Marerere Mwarapayo wa Mwachai is a Kenyan politician and was the Member of Parliament (MP) for Msambweni Constituency from 1997 to 2002. She also served as the assistant minister for Gender, Culture and Social Services. She lost the 1992 elections for Msambweni Constituency to Kassim Mwamzandi. She also lost the 2002 elections to Abdalla Ngozi. Mwachai worked as a school teacher before venturing into politics.

==Controversy==
In November 1999, Mwachai was ordered by court to pay Jones Munyaga Ksh. 58,000 for attacking him while he was on duty. Munyaga claimed he blocked Mwachai from entering into St. Augustine's Preparatory School on a Sunday evening. Mwachai's daughter was a student at the school, and Munyaga worked as a night guard. The school's rules did not allow visitation on Sundays. When he blocked her, Mwachai told her security detail to cuff him up and forced her way into the school.

In June 2017, Mwachai was accused by her adopted son, Shaahidin Rajab, for abandoning him. Mwachai adopted Rajab from Mama Fatuma Goodwill Children's Home in Eastleigh, Nairobi. He, however, says that he was overworked in the Mwachai household and was always the first suspect whenever household items went amiss. Mwachai, however, accused him of having been a trouble child who has had several run-ins with the law. Mwachai said that despite having schooled him at Msambweni Primary School from class one to eight, Rajab was constantly arguing with her firstborn daughter and stealing things from the house.

==Legacy==
Mwachai was the first woman in the Coast region to be elected to parliament.

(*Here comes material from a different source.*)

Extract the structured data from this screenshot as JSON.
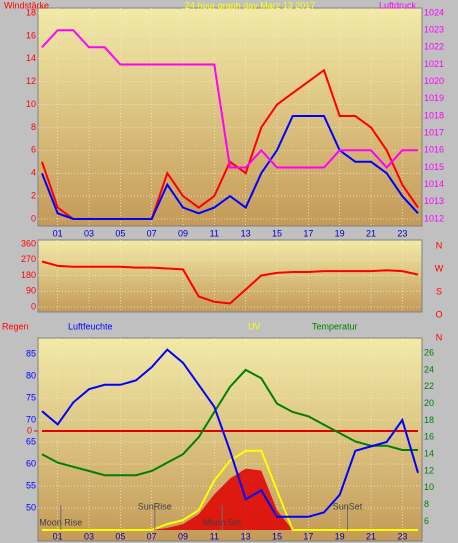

In 2002 after then president Daniel arap Moi announced that Uhuru Kenyatta would be the KANU presidential candidate, many prominent KANU members ditched the party. Mwachai was one of the few who stayed put and backed Uhuru for the presidency.

In July 2017, she ran for MP Msambweni Constituency on a New Vision Party ticket and lost . She is also the secretary general of the party.

In 2022 Mwachai lost Msambweni parliamentary seat to Feisal Bader.